No caso de Fire Emblem Shadows, a especialista observa que as Gemas são destinadas principalmente a elementos determinísticos, como progressão, evolução de personagens e benefícios associados ao Passe Premium, aproximando a discussão de temas como pay-to-win, design do jogo e transparência, mais do que da definição legal de loot box.
“A tendência, hoje, é regular pelos efeitos da mecânica e não pela forma do pagamento.”

Heroes x Shadows: breve comparação de modelo de monetização
| ASPECTO ANALISADO | FIRE EMBLEM HEROES | FIRE EMBLEM SHADOWS |
| Modelo principal de monetização | Gacha | Progressão + recompensas de batalha |
| Moeda premium | Orbes | Gemas |
| Compra direta de aleatoriedade | Sim | Não |
| Recompensas aleatórias | Eventos de invocação | Obtidas como recompensas de batalhas |
| Probabilidades divulgadas oficialmente | Sim | Não (até o momento) |
| Principal debate jurídico | Relação direta entre pagamento e premiação | Possível relação indireta entre pagamento e recompensas |

O que Heroes e Shadows revelam sobre o futuro dos mobages no Brasil
Embora pertençam à mesma franquia, Fire Emblem Heroes e Fire Emblem Shadows representam duas estratégias distintas de monetização para jogos gratuitos da Nintendo.

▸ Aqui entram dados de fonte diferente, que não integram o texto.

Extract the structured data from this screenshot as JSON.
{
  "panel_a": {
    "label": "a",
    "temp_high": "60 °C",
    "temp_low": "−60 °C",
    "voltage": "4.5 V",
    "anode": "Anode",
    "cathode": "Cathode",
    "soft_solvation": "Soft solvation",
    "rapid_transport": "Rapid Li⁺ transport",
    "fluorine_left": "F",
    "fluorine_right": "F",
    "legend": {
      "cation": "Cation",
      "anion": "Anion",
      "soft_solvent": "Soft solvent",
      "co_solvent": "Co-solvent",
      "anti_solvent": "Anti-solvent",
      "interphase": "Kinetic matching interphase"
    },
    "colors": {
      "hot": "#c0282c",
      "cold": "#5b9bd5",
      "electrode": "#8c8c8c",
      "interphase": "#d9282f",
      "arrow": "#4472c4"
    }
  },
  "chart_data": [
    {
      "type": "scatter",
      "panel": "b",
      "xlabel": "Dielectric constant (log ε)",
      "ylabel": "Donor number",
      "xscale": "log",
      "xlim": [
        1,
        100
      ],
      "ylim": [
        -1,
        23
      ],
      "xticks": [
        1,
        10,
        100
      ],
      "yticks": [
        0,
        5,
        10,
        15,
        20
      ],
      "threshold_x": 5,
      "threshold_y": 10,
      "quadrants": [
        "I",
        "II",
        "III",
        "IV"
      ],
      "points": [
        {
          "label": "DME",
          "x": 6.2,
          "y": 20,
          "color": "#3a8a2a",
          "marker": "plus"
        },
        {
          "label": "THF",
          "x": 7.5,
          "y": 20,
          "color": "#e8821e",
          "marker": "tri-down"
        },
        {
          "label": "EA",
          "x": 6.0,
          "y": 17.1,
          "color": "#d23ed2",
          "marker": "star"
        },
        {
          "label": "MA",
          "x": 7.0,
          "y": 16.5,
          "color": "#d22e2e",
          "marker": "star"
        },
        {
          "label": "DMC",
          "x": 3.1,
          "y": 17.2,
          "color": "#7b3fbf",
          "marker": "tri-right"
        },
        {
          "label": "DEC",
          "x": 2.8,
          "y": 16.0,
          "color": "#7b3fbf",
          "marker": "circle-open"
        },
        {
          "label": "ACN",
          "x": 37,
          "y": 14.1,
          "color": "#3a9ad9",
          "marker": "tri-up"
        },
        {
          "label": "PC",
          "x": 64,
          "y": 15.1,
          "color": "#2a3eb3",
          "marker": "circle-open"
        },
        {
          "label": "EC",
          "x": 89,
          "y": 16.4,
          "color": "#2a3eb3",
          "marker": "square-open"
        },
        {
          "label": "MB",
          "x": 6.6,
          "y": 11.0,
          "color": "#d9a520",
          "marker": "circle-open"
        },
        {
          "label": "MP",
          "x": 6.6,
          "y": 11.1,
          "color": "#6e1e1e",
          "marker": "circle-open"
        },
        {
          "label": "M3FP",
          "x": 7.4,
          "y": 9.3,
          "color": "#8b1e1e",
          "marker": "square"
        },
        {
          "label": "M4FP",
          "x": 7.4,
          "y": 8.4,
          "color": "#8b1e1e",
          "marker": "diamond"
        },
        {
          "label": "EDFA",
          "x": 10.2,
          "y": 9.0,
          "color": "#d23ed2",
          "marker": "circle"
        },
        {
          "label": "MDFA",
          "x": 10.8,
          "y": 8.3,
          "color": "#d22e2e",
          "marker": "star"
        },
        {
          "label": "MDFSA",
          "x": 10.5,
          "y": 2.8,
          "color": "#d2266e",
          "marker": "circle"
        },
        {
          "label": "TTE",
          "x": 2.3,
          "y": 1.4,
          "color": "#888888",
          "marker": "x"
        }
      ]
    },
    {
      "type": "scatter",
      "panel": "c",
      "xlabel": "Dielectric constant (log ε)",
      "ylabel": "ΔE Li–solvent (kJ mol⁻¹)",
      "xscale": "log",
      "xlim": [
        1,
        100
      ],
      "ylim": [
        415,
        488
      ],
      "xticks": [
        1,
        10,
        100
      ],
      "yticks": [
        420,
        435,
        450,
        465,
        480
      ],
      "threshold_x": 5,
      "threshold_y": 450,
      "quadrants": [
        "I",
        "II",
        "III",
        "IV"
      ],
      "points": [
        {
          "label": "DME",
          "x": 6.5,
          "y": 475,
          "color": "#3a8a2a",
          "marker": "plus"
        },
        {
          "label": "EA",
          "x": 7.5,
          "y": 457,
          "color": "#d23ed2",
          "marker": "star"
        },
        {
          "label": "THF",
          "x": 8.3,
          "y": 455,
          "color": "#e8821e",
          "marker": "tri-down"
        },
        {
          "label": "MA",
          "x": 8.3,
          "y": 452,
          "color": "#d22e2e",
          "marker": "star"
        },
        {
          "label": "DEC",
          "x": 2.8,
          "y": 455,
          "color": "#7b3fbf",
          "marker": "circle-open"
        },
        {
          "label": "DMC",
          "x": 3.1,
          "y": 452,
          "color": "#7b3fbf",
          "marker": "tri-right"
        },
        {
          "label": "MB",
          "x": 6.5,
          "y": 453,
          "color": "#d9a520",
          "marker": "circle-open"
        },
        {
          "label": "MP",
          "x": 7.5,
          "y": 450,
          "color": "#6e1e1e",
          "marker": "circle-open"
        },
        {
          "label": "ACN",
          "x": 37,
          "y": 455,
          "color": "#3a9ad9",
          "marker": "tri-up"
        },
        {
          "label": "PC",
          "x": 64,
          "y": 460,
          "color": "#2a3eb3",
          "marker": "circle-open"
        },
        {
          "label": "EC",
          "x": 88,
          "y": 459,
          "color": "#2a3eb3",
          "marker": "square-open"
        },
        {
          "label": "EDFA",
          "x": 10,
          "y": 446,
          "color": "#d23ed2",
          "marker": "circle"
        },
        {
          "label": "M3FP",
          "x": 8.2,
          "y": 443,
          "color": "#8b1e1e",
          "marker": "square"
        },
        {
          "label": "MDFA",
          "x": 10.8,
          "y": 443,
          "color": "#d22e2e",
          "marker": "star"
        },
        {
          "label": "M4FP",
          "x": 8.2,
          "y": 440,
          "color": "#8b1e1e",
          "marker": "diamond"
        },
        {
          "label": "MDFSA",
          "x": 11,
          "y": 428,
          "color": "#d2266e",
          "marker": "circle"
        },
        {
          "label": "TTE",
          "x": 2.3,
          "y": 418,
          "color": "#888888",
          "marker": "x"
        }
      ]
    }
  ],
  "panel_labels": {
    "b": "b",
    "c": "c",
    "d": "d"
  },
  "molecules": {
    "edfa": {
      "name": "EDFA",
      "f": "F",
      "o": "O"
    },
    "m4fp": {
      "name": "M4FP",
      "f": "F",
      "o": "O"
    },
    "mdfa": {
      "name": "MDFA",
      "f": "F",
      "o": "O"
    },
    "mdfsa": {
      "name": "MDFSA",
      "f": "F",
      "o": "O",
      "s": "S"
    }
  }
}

Enquanto o primeiro conecta diretamente uma moeda premium às invocações aleatórias de personagens, o segundo concentra suas compras na progressão do jogador e mantém as recompensas aleatórias vinculadas à jogabilidade.
Essa diferença ajuda a explicar por que os dois jogos podem ser analisados de maneiras distintas à luz da legislação brasileira. Como resume Camila Betanin, a questão não é mais a existência de gacha ou loot boxes, mas sim observar como essas mecânicas afetam a economia do jogo, a transparência oferecida ao consumidor e a relação entre pagamento, progressão e aleatoriedade.
“A tendência, hoje, é regular pelos efeitos da mecânica e não pela forma do pagamento.”
É justamente essa mudança de perspectiva que deve orientar as discussões sobre monetização em jogos eletrônicos no Brasil nos próximos anos. Com a evolução dos modelos de negócios, a análise tende a se concentrar menos no nome dado à mecânica e mais na forma como ela funciona na prática.